Genus: Thuja – Family: Cupressaceae

When the spirt of arborvitae enters our life, it signals a time of renewal, ceremony and new beginnings.

Native to North America, the eastern arborvitae, Thuja occidentalis, (northern whitecedar) and western arborvitae, Thuja plicata (western redcedar or giant cedar) are often misidentified as cedars.

In 1536, Thuja occidentalis became the first tree of the “New World” that was brought to “Old World” Europe by French explorer Jacques Cartier. Cartier and his crew became ill with scurvy during an expedition in Canada. Members of an Iroquois tribe offered him hot tea made from the leaves and bark of an “Annedda” tree. When Cartier recovered, he brought seeds of this “miracle” tree to France. It was planted in the Kings medicinal gardens and named “l’arbor de vie,” which in Latin is arbor (tree) and vitae (life) or arborvitae, (the tree of life.)

Interest in its medicinal value as a source of vitamin C played an important role in the resurrection of botany as a science. In 1542, Jean Fernel, a leader in the French Renaissance, published “Physiologia,” which planted the seeds for modern medicine and botany. When the English began growing arborvitae they called it cedar, because it reminded them of the scent of cedar boxes imported from the Middle East. Since they had never seen a true cedar tree, they misidentified the distinct flattened scale-like leaves of the arborvitae as a cedar. This error was carried from Britain back to North America.

In the Ojibwe culture, arborvitae (eastern/northern whitecedar) Thuja occidentalis, or “Grandmother Cedar” is one of four sacred plants associated with the north direction in the medicine wheel.

Thuja plicata, or Pacific/western redcedar, can grow to be 230 feet tall.

The word Thuja means “Green Giant,” plicata refers to the pleat-like structure of its leaves. Some northwest tribes refer to themselves as “the people of the redcedar.” Thuja plicata was also used for the construction of totem poles and shelters dating back to 5000 BCE. The word “totem” means kinship group in Ojibwe. Totem poles were carved to honor ancestors, legends, clan lineages and events.

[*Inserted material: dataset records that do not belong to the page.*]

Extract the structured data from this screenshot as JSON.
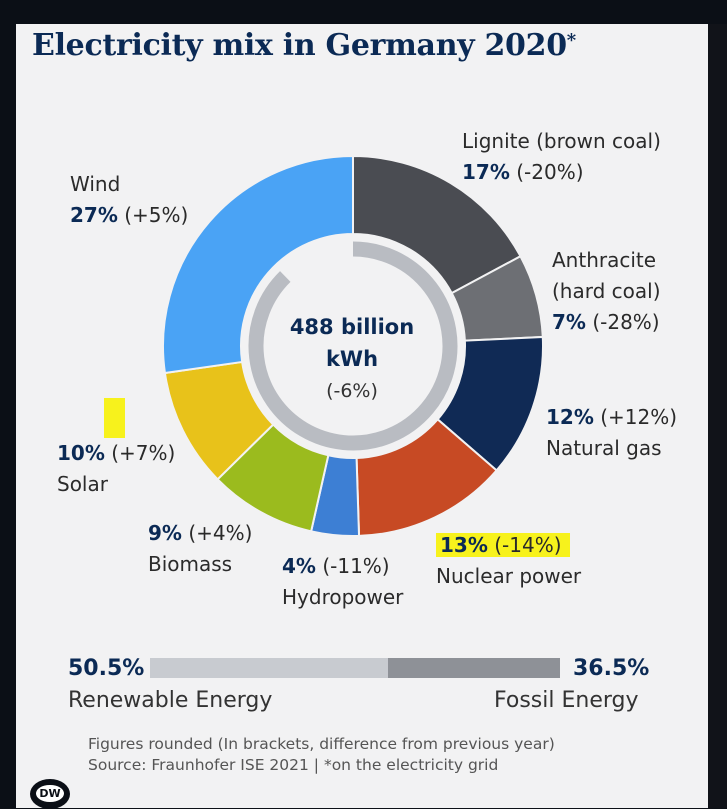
{
  "title": "Electricity mix in Germany 2020",
  "title_mark": "*",
  "center": {
    "value": "488 billion",
    "unit": "kWh",
    "change": "(-6%)"
  },
  "chart_data": {
    "type": "pie",
    "donut": true,
    "total": "488 billion kWh",
    "slices": [
      {
        "label": "Lignite (brown coal)",
        "pct": 17,
        "pct_text": "17%",
        "change_text": "(-20%)",
        "color": "#4a4c52"
      },
      {
        "label": "Anthracite (hard coal)",
        "pct": 7,
        "pct_text": "7%",
        "change_text": "(-28%)",
        "color": "#6d6f74"
      },
      {
        "label": "Natural gas",
        "pct": 12,
        "pct_text": "12%",
        "change_text": "(+12%)",
        "color": "#102a55"
      },
      {
        "label": "Nuclear power",
        "pct": 13,
        "pct_text": "13%",
        "change_text": "(-14%)",
        "color": "#c74a24"
      },
      {
        "label": "Hydropower",
        "pct": 4,
        "pct_text": "4%",
        "change_text": "(-11%)",
        "color": "#3d7fd4"
      },
      {
        "label": "Biomass",
        "pct": 9,
        "pct_text": "9%",
        "change_text": "(+4%)",
        "color": "#9bbb1e"
      },
      {
        "label": "Solar",
        "pct": 10,
        "pct_text": "10%",
        "change_text": "(+7%)",
        "color": "#e8c21a"
      },
      {
        "label": "Wind",
        "pct": 27,
        "pct_text": "27%",
        "change_text": "(+5%)",
        "color": "#4aa3f5"
      }
    ],
    "inner_ring_fraction": 0.877,
    "inner_ring_color": "#b9bcc2",
    "summary_bar": {
      "renewable": {
        "label": "Renewable Energy",
        "value": 50.5,
        "value_text": "50.5%",
        "color": "#c8cbd0"
      },
      "fossil": {
        "label": "Fossil Energy",
        "value": 36.5,
        "value_text": "36.5%",
        "color": "#8e9197"
      }
    }
  },
  "footnote_1": "Figures rounded (In brackets, difference from previous year)",
  "footnote_2": "Source: Fraunhofer ISE 2021 | *on the electricity grid",
  "logo_text": "DW"
}
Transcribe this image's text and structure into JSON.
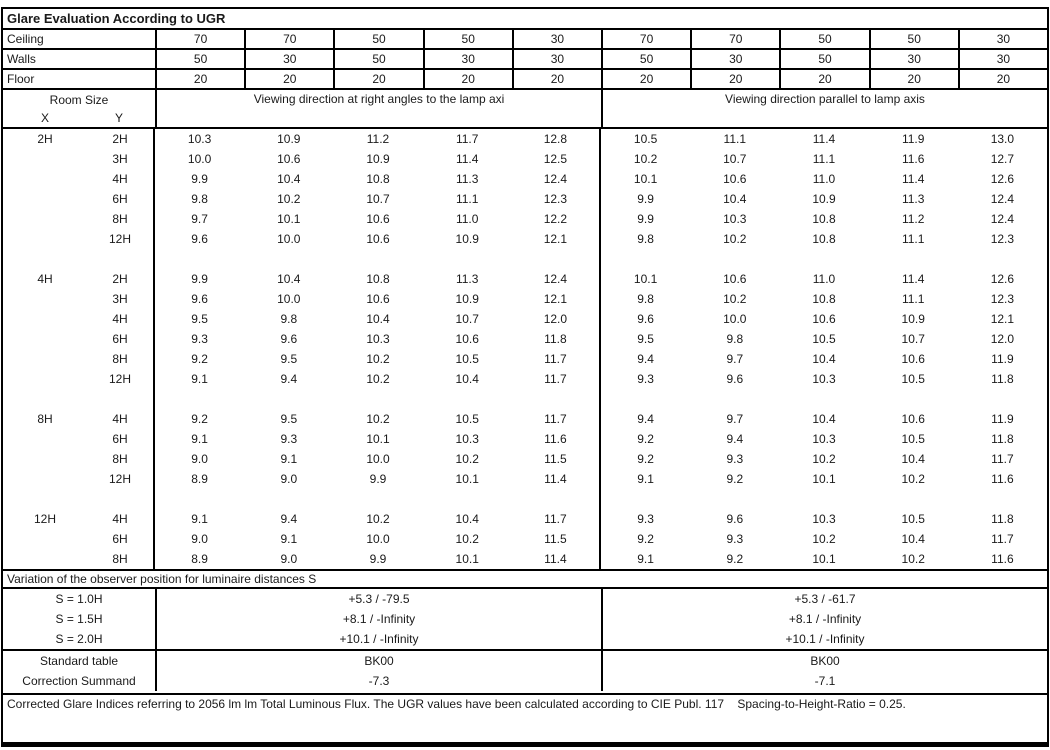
{
  "title": "Glare Evaluation According to UGR",
  "reflectance_rows": [
    {
      "label": "Ceiling",
      "values": [
        "70",
        "70",
        "50",
        "50",
        "30",
        "70",
        "70",
        "50",
        "50",
        "30"
      ]
    },
    {
      "label": "Walls",
      "values": [
        "50",
        "30",
        "50",
        "30",
        "30",
        "50",
        "30",
        "50",
        "30",
        "30"
      ]
    },
    {
      "label": "Floor",
      "values": [
        "20",
        "20",
        "20",
        "20",
        "20",
        "20",
        "20",
        "20",
        "20",
        "20"
      ]
    }
  ],
  "header": {
    "room_size_label": "Room Size",
    "x_label": "X",
    "y_label": "Y",
    "left_group": "Viewing direction at right angles to the lamp axi",
    "right_group": "Viewing direction parallel to lamp axis"
  },
  "ugr_sections": [
    {
      "x": "2H",
      "rows": [
        {
          "y": "2H",
          "left": [
            "10.3",
            "10.9",
            "11.2",
            "11.7",
            "12.8"
          ],
          "right": [
            "10.5",
            "11.1",
            "11.4",
            "11.9",
            "13.0"
          ]
        },
        {
          "y": "3H",
          "left": [
            "10.0",
            "10.6",
            "10.9",
            "11.4",
            "12.5"
          ],
          "right": [
            "10.2",
            "10.7",
            "11.1",
            "11.6",
            "12.7"
          ]
        },
        {
          "y": "4H",
          "left": [
            "9.9",
            "10.4",
            "10.8",
            "11.3",
            "12.4"
          ],
          "right": [
            "10.1",
            "10.6",
            "11.0",
            "11.4",
            "12.6"
          ]
        },
        {
          "y": "6H",
          "left": [
            "9.8",
            "10.2",
            "10.7",
            "11.1",
            "12.3"
          ],
          "right": [
            "9.9",
            "10.4",
            "10.9",
            "11.3",
            "12.4"
          ]
        },
        {
          "y": "8H",
          "left": [
            "9.7",
            "10.1",
            "10.6",
            "11.0",
            "12.2"
          ],
          "right": [
            "9.9",
            "10.3",
            "10.8",
            "11.2",
            "12.4"
          ]
        },
        {
          "y": "12H",
          "left": [
            "9.6",
            "10.0",
            "10.6",
            "10.9",
            "12.1"
          ],
          "right": [
            "9.8",
            "10.2",
            "10.8",
            "11.1",
            "12.3"
          ]
        }
      ]
    },
    {
      "x": "4H",
      "rows": [
        {
          "y": "2H",
          "left": [
            "9.9",
            "10.4",
            "10.8",
            "11.3",
            "12.4"
          ],
          "right": [
            "10.1",
            "10.6",
            "11.0",
            "11.4",
            "12.6"
          ]
        },
        {
          "y": "3H",
          "left": [
            "9.6",
            "10.0",
            "10.6",
            "10.9",
            "12.1"
          ],
          "right": [
            "9.8",
            "10.2",
            "10.8",
            "11.1",
            "12.3"
          ]
        },
        {
          "y": "4H",
          "left": [
            "9.5",
            "9.8",
            "10.4",
            "10.7",
            "12.0"
          ],
          "right": [
            "9.6",
            "10.0",
            "10.6",
            "10.9",
            "12.1"
          ]
        },
        {
          "y": "6H",
          "left": [
            "9.3",
            "9.6",
            "10.3",
            "10.6",
            "11.8"
          ],
          "right": [
            "9.5",
            "9.8",
            "10.5",
            "10.7",
            "12.0"
          ]
        },
        {
          "y": "8H",
          "left": [
            "9.2",
            "9.5",
            "10.2",
            "10.5",
            "11.7"
          ],
          "right": [
            "9.4",
            "9.7",
            "10.4",
            "10.6",
            "11.9"
          ]
        },
        {
          "y": "12H",
          "left": [
            "9.1",
            "9.4",
            "10.2",
            "10.4",
            "11.7"
          ],
          "right": [
            "9.3",
            "9.6",
            "10.3",
            "10.5",
            "11.8"
          ]
        }
      ]
    },
    {
      "x": "8H",
      "rows": [
        {
          "y": "4H",
          "left": [
            "9.2",
            "9.5",
            "10.2",
            "10.5",
            "11.7"
          ],
          "right": [
            "9.4",
            "9.7",
            "10.4",
            "10.6",
            "11.9"
          ]
        },
        {
          "y": "6H",
          "left": [
            "9.1",
            "9.3",
            "10.1",
            "10.3",
            "11.6"
          ],
          "right": [
            "9.2",
            "9.4",
            "10.3",
            "10.5",
            "11.8"
          ]
        },
        {
          "y": "8H",
          "left": [
            "9.0",
            "9.1",
            "10.0",
            "10.2",
            "11.5"
          ],
          "right": [
            "9.2",
            "9.3",
            "10.2",
            "10.4",
            "11.7"
          ]
        },
        {
          "y": "12H",
          "left": [
            "8.9",
            "9.0",
            "9.9",
            "10.1",
            "11.4"
          ],
          "right": [
            "9.1",
            "9.2",
            "10.1",
            "10.2",
            "11.6"
          ]
        }
      ]
    },
    {
      "x": "12H",
      "rows": [
        {
          "y": "4H",
          "left": [
            "9.1",
            "9.4",
            "10.2",
            "10.4",
            "11.7"
          ],
          "right": [
            "9.3",
            "9.6",
            "10.3",
            "10.5",
            "11.8"
          ]
        },
        {
          "y": "6H",
          "left": [
            "9.0",
            "9.1",
            "10.0",
            "10.2",
            "11.5"
          ],
          "right": [
            "9.2",
            "9.3",
            "10.2",
            "10.4",
            "11.7"
          ]
        },
        {
          "y": "8H",
          "left": [
            "8.9",
            "9.0",
            "9.9",
            "10.1",
            "11.4"
          ],
          "right": [
            "9.1",
            "9.2",
            "10.1",
            "10.2",
            "11.6"
          ]
        }
      ]
    }
  ],
  "variation_label": "Variation of the observer position for luminaire distances S",
  "variation_rows": [
    {
      "label": "S = 1.0H",
      "left": "+5.3 / -79.5",
      "right": "+5.3 / -61.7"
    },
    {
      "label": "S = 1.5H",
      "left": "+8.1 / -Infinity",
      "right": "+8.1 / -Infinity"
    },
    {
      "label": "S = 2.0H",
      "left": "+10.1 / -Infinity",
      "right": "+10.1 / -Infinity"
    }
  ],
  "summary_rows": [
    {
      "label": "Standard table",
      "left": "BK00",
      "right": "BK00"
    },
    {
      "label": "Correction Summand",
      "left": "-7.3",
      "right": "-7.1"
    }
  ],
  "footer": "Corrected Glare Indices referring to 2056 lm lm Total Luminous Flux. The UGR values have been calculated according to CIE Publ. 117    Spacing-to-Height-Ratio = 0.25."
}
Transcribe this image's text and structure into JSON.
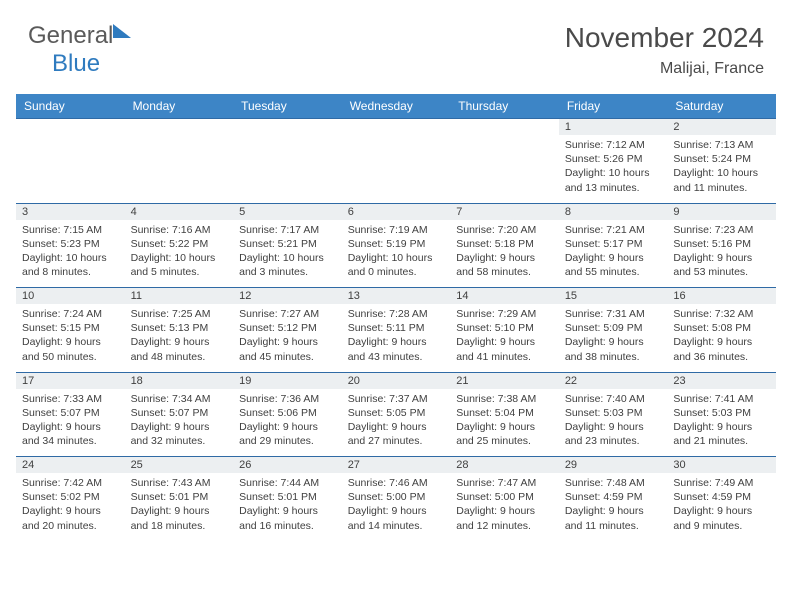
{
  "brand": {
    "part1": "General",
    "part2": "Blue"
  },
  "title": "November 2024",
  "location": "Malijai, France",
  "colors": {
    "header_bg": "#3d85c6",
    "header_text": "#ffffff",
    "daynum_bg": "#eceff1",
    "border": "#2f6aa5",
    "text": "#404040",
    "brand_gray": "#5a5a5a",
    "brand_blue": "#2f7bbf"
  },
  "weekdays": [
    "Sunday",
    "Monday",
    "Tuesday",
    "Wednesday",
    "Thursday",
    "Friday",
    "Saturday"
  ],
  "weeks": [
    [
      null,
      null,
      null,
      null,
      null,
      {
        "n": "1",
        "sr": "Sunrise: 7:12 AM",
        "ss": "Sunset: 5:26 PM",
        "dl": "Daylight: 10 hours and 13 minutes."
      },
      {
        "n": "2",
        "sr": "Sunrise: 7:13 AM",
        "ss": "Sunset: 5:24 PM",
        "dl": "Daylight: 10 hours and 11 minutes."
      }
    ],
    [
      {
        "n": "3",
        "sr": "Sunrise: 7:15 AM",
        "ss": "Sunset: 5:23 PM",
        "dl": "Daylight: 10 hours and 8 minutes."
      },
      {
        "n": "4",
        "sr": "Sunrise: 7:16 AM",
        "ss": "Sunset: 5:22 PM",
        "dl": "Daylight: 10 hours and 5 minutes."
      },
      {
        "n": "5",
        "sr": "Sunrise: 7:17 AM",
        "ss": "Sunset: 5:21 PM",
        "dl": "Daylight: 10 hours and 3 minutes."
      },
      {
        "n": "6",
        "sr": "Sunrise: 7:19 AM",
        "ss": "Sunset: 5:19 PM",
        "dl": "Daylight: 10 hours and 0 minutes."
      },
      {
        "n": "7",
        "sr": "Sunrise: 7:20 AM",
        "ss": "Sunset: 5:18 PM",
        "dl": "Daylight: 9 hours and 58 minutes."
      },
      {
        "n": "8",
        "sr": "Sunrise: 7:21 AM",
        "ss": "Sunset: 5:17 PM",
        "dl": "Daylight: 9 hours and 55 minutes."
      },
      {
        "n": "9",
        "sr": "Sunrise: 7:23 AM",
        "ss": "Sunset: 5:16 PM",
        "dl": "Daylight: 9 hours and 53 minutes."
      }
    ],
    [
      {
        "n": "10",
        "sr": "Sunrise: 7:24 AM",
        "ss": "Sunset: 5:15 PM",
        "dl": "Daylight: 9 hours and 50 minutes."
      },
      {
        "n": "11",
        "sr": "Sunrise: 7:25 AM",
        "ss": "Sunset: 5:13 PM",
        "dl": "Daylight: 9 hours and 48 minutes."
      },
      {
        "n": "12",
        "sr": "Sunrise: 7:27 AM",
        "ss": "Sunset: 5:12 PM",
        "dl": "Daylight: 9 hours and 45 minutes."
      },
      {
        "n": "13",
        "sr": "Sunrise: 7:28 AM",
        "ss": "Sunset: 5:11 PM",
        "dl": "Daylight: 9 hours and 43 minutes."
      },
      {
        "n": "14",
        "sr": "Sunrise: 7:29 AM",
        "ss": "Sunset: 5:10 PM",
        "dl": "Daylight: 9 hours and 41 minutes."
      },
      {
        "n": "15",
        "sr": "Sunrise: 7:31 AM",
        "ss": "Sunset: 5:09 PM",
        "dl": "Daylight: 9 hours and 38 minutes."
      },
      {
        "n": "16",
        "sr": "Sunrise: 7:32 AM",
        "ss": "Sunset: 5:08 PM",
        "dl": "Daylight: 9 hours and 36 minutes."
      }
    ],
    [
      {
        "n": "17",
        "sr": "Sunrise: 7:33 AM",
        "ss": "Sunset: 5:07 PM",
        "dl": "Daylight: 9 hours and 34 minutes."
      },
      {
        "n": "18",
        "sr": "Sunrise: 7:34 AM",
        "ss": "Sunset: 5:07 PM",
        "dl": "Daylight: 9 hours and 32 minutes."
      },
      {
        "n": "19",
        "sr": "Sunrise: 7:36 AM",
        "ss": "Sunset: 5:06 PM",
        "dl": "Daylight: 9 hours and 29 minutes."
      },
      {
        "n": "20",
        "sr": "Sunrise: 7:37 AM",
        "ss": "Sunset: 5:05 PM",
        "dl": "Daylight: 9 hours and 27 minutes."
      },
      {
        "n": "21",
        "sr": "Sunrise: 7:38 AM",
        "ss": "Sunset: 5:04 PM",
        "dl": "Daylight: 9 hours and 25 minutes."
      },
      {
        "n": "22",
        "sr": "Sunrise: 7:40 AM",
        "ss": "Sunset: 5:03 PM",
        "dl": "Daylight: 9 hours and 23 minutes."
      },
      {
        "n": "23",
        "sr": "Sunrise: 7:41 AM",
        "ss": "Sunset: 5:03 PM",
        "dl": "Daylight: 9 hours and 21 minutes."
      }
    ],
    [
      {
        "n": "24",
        "sr": "Sunrise: 7:42 AM",
        "ss": "Sunset: 5:02 PM",
        "dl": "Daylight: 9 hours and 20 minutes."
      },
      {
        "n": "25",
        "sr": "Sunrise: 7:43 AM",
        "ss": "Sunset: 5:01 PM",
        "dl": "Daylight: 9 hours and 18 minutes."
      },
      {
        "n": "26",
        "sr": "Sunrise: 7:44 AM",
        "ss": "Sunset: 5:01 PM",
        "dl": "Daylight: 9 hours and 16 minutes."
      },
      {
        "n": "27",
        "sr": "Sunrise: 7:46 AM",
        "ss": "Sunset: 5:00 PM",
        "dl": "Daylight: 9 hours and 14 minutes."
      },
      {
        "n": "28",
        "sr": "Sunrise: 7:47 AM",
        "ss": "Sunset: 5:00 PM",
        "dl": "Daylight: 9 hours and 12 minutes."
      },
      {
        "n": "29",
        "sr": "Sunrise: 7:48 AM",
        "ss": "Sunset: 4:59 PM",
        "dl": "Daylight: 9 hours and 11 minutes."
      },
      {
        "n": "30",
        "sr": "Sunrise: 7:49 AM",
        "ss": "Sunset: 4:59 PM",
        "dl": "Daylight: 9 hours and 9 minutes."
      }
    ]
  ]
}
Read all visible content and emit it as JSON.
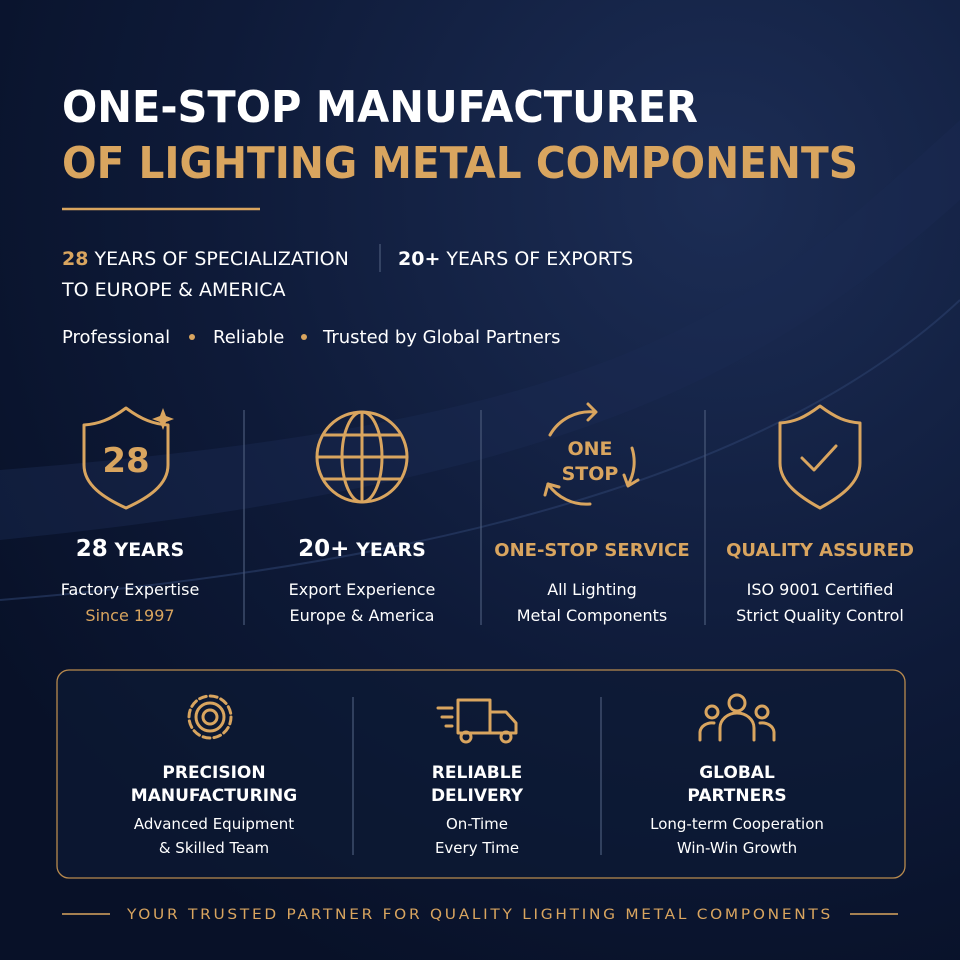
{
  "header": {
    "title_lines": [
      "ONE-STOP MANUFACTURER",
      "OF LIGHTING METAL COMPONENTS"
    ],
    "highlights": [
      {
        "number": "28",
        "text": "YEARS OF SPECIALIZATION"
      },
      {
        "number": "20+",
        "text": "YEARS OF EXPORTS"
      }
    ],
    "highlights_continuation": "TO EUROPE & AMERICA",
    "tags": [
      "Professional",
      "Reliable",
      "Trusted by Global Partners"
    ]
  },
  "features": [
    {
      "icon_label": "28",
      "number": "28",
      "title": "YEARS",
      "lines": [
        "Factory Expertise",
        "Since 1997"
      ]
    },
    {
      "number": "20+",
      "title": "YEARS",
      "lines": [
        "Export Experience",
        "Europe & America"
      ]
    },
    {
      "icon_label": [
        "ONE",
        "STOP"
      ],
      "title": "ONE-STOP SERVICE",
      "lines": [
        "All Lighting",
        "Metal Components"
      ]
    },
    {
      "title": "QUALITY ASSURED",
      "lines": [
        "ISO 9001 Certified",
        "Strict Quality Control"
      ]
    }
  ],
  "strengths": [
    {
      "title": [
        "PRECISION",
        "MANUFACTURING"
      ],
      "lines": [
        "Advanced Equipment",
        "& Skilled Team"
      ]
    },
    {
      "title": [
        "RELIABLE",
        "DELIVERY"
      ],
      "lines": [
        "On-Time",
        "Every Time"
      ]
    },
    {
      "title": [
        "GLOBAL",
        "PARTNERS"
      ],
      "lines": [
        "Long-term Cooperation",
        "Win-Win Growth"
      ]
    }
  ],
  "footer": "YOUR TRUSTED PARTNER FOR QUALITY LIGHTING METAL COMPONENTS"
}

Message: We are being reminded to discern what is true. What we have been told is not always correct; it is up to us to learn the truth, speak up and honor our roots. This is a time to revisit our ancestral history and heal old wounds to refresh our vision and our ability to move forward with more clarity of purpose.

Challenge: Feeling betrayed or misunderstood. Being confused or angry for not knowing what to believe or who to believe. Something may be clouding our vision to see things clearly.